Is invisible public art possible? Public art refers to publicly owned artworks installed in public. It is art with the concept of public interest that should take into consideration the environment where it is installed and the masses that will consume it. In Münster, Germany in 2017, a unique public artwork was installed that was invisible but attracted great public fervor. It is Turkish artist Ayşe Erkmen’s artwork titled “On Water.”
The artwork was created for Skulptur Projekte Münster 2017. The event is a world-class public art exhibition held every 10 years. It is an art festival open to anyone, as it is held in public places and thus charges no admission fees. Erkmen, who was invited to the 2017 event, installed a steel bridge in the water of a canal in southeastern Münster. It was just a bridge under water but people swarmed to cross it, feeling as if experiencing the miracle of the Red Sea’s parting in Exodus. In fact, the port area where the artwork was set up had long been divided by the canal and a backward place with a cluster of factories and warehouses. While the area north of the canal had emerged as a hot place in the city with trendy restaurants and cafés mushrooming, the southern area had remained an industrial zone. The artist’s installation of the underwater bridge re-connected the urban space divided by the canal.

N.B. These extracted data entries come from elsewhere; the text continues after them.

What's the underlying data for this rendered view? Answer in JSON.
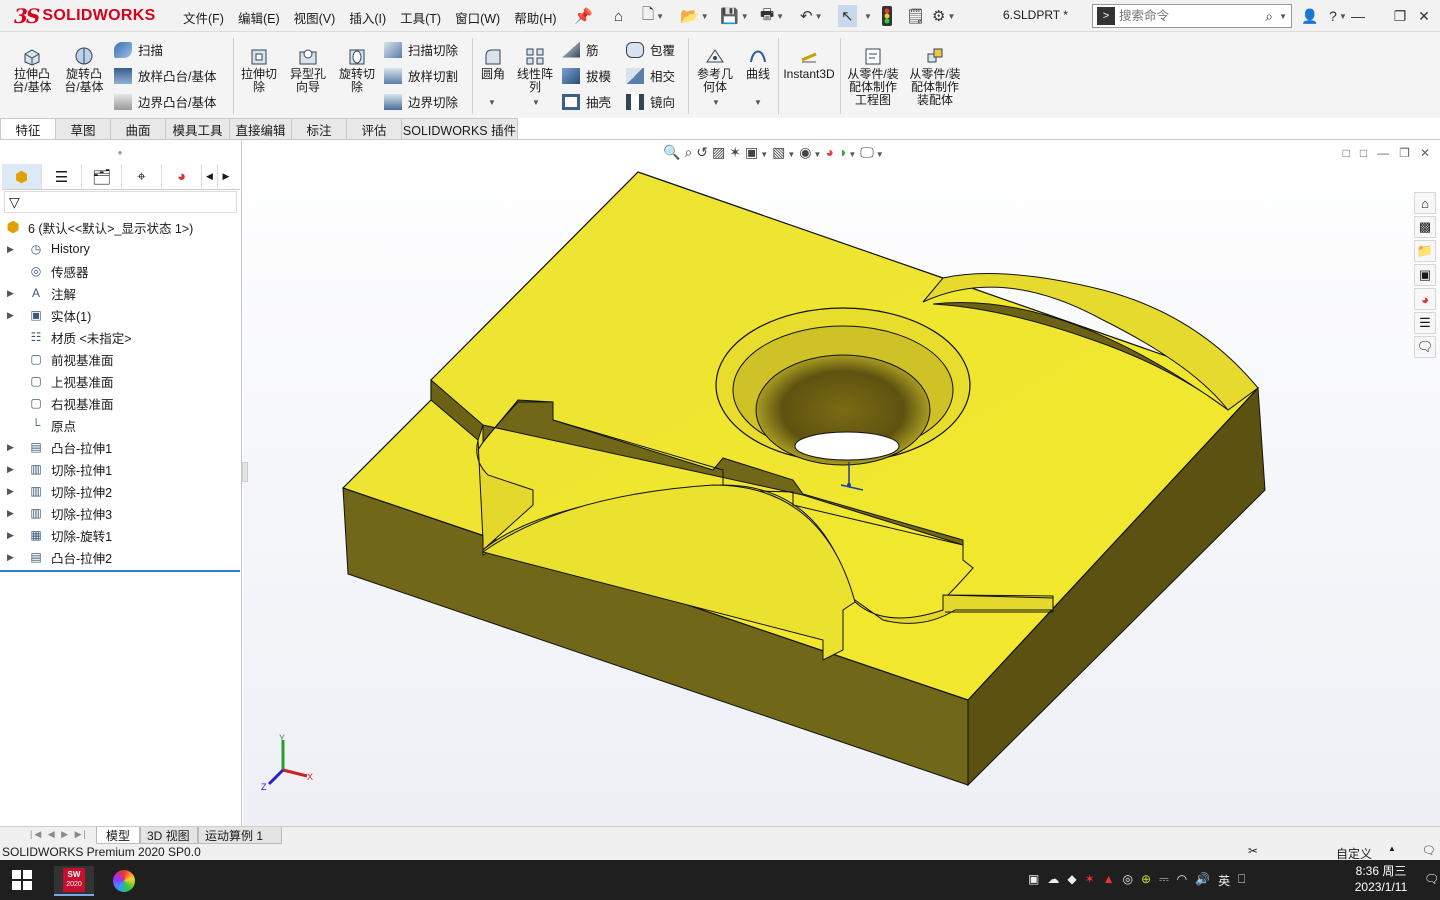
{
  "titlebar": {
    "logo_ds": "3S",
    "logo_text": "SOLIDWORKS",
    "menu": [
      "文件(F)",
      "编辑(E)",
      "视图(V)",
      "插入(I)",
      "工具(T)",
      "窗口(W)",
      "帮助(H)"
    ],
    "document_title": "6.SLDPRT *",
    "search_placeholder": "搜索命令",
    "help_label": "?"
  },
  "command_manager": {
    "big_buttons": [
      {
        "label": "拉伸凸台/基体",
        "icon": "extrude-boss-icon"
      },
      {
        "label": "旋转凸台/基体",
        "icon": "revolve-boss-icon"
      },
      {
        "label": "拉伸切除",
        "icon": "extrude-cut-icon"
      },
      {
        "label": "异型孔向导",
        "icon": "hole-wizard-icon"
      },
      {
        "label": "旋转切除",
        "icon": "revolve-cut-icon"
      },
      {
        "label": "圆角",
        "icon": "fillet-icon"
      },
      {
        "label": "线性阵列",
        "icon": "linear-pattern-icon"
      },
      {
        "label": "参考几何体",
        "icon": "reference-geometry-icon"
      },
      {
        "label": "曲线",
        "icon": "curves-icon"
      },
      {
        "label": "Instant3D",
        "icon": "instant3d-icon"
      },
      {
        "label": "从零件/装配体制作工程图",
        "icon": "make-drawing-icon"
      },
      {
        "label": "从零件/装配体制作装配体",
        "icon": "make-assembly-icon"
      }
    ],
    "small_buttons": [
      {
        "label": "扫描",
        "icon": "sweep-icon"
      },
      {
        "label": "放样凸台/基体",
        "icon": "loft-icon"
      },
      {
        "label": "边界凸台/基体",
        "icon": "boundary-boss-icon"
      },
      {
        "label": "扫描切除",
        "icon": "swept-cut-icon"
      },
      {
        "label": "放样切割",
        "icon": "lofted-cut-icon"
      },
      {
        "label": "边界切除",
        "icon": "boundary-cut-icon"
      },
      {
        "label": "筋",
        "icon": "rib-icon"
      },
      {
        "label": "拔模",
        "icon": "draft-icon"
      },
      {
        "label": "抽壳",
        "icon": "shell-icon"
      },
      {
        "label": "包覆",
        "icon": "wrap-icon"
      },
      {
        "label": "相交",
        "icon": "intersect-icon"
      },
      {
        "label": "镜向",
        "icon": "mirror-icon"
      }
    ]
  },
  "tabs": [
    "特征",
    "草图",
    "曲面",
    "模具工具",
    "直接编辑",
    "标注",
    "评估",
    "SOLIDWORKS 插件"
  ],
  "tree": {
    "root": "6  (默认<<默认>_显示状态 1>)",
    "items": [
      {
        "label": "History",
        "icon": "history-icon",
        "expandable": true
      },
      {
        "label": "传感器",
        "icon": "sensor-icon",
        "expandable": false
      },
      {
        "label": "注解",
        "icon": "annotation-icon",
        "expandable": true
      },
      {
        "label": "实体(1)",
        "icon": "solid-body-icon",
        "expandable": true
      },
      {
        "label": "材质 <未指定>",
        "icon": "material-icon",
        "expandable": false
      },
      {
        "label": "前视基准面",
        "icon": "plane-icon",
        "expandable": false
      },
      {
        "label": "上视基准面",
        "icon": "plane-icon",
        "expandable": false
      },
      {
        "label": "右视基准面",
        "icon": "plane-icon",
        "expandable": false
      },
      {
        "label": "原点",
        "icon": "origin-icon",
        "expandable": false
      },
      {
        "label": "凸台-拉伸1",
        "icon": "boss-extrude-icon",
        "expandable": true
      },
      {
        "label": "切除-拉伸1",
        "icon": "cut-extrude-icon",
        "expandable": true
      },
      {
        "label": "切除-拉伸2",
        "icon": "cut-extrude-icon",
        "expandable": true
      },
      {
        "label": "切除-拉伸3",
        "icon": "cut-extrude-icon",
        "expandable": true
      },
      {
        "label": "切除-旋转1",
        "icon": "cut-revolve-icon",
        "expandable": true
      },
      {
        "label": "凸台-拉伸2",
        "icon": "boss-extrude-icon",
        "expandable": true
      }
    ]
  },
  "viewport": {
    "part_color": "#f2e52a",
    "triad_labels": {
      "x": "X",
      "y": "Y",
      "z": "Z"
    }
  },
  "bottom_tabs": [
    "模型",
    "3D 视图",
    "运动算例 1"
  ],
  "statusbar": {
    "product": "SOLIDWORKS Premium 2020 SP0.0",
    "units": "自定义"
  },
  "taskbar": {
    "sw_badge_top": "SW",
    "sw_badge_year": "2020",
    "ime": "英",
    "time": "8:36 周三",
    "date": "2023/1/11"
  }
}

“On Water” is a public artwork that is not directly visible. We can only see people enjoying crossing the invisible bridge. In that respect, it can be said that the artist created a sort of stage on which the viewers become performers. People were enthusiastic about the artwork probably because it won the public’s sympathy and communicated with them with the norm-breaking concept that turned an artwork into an object for experiences and enjoyment, rather than one of appreciation.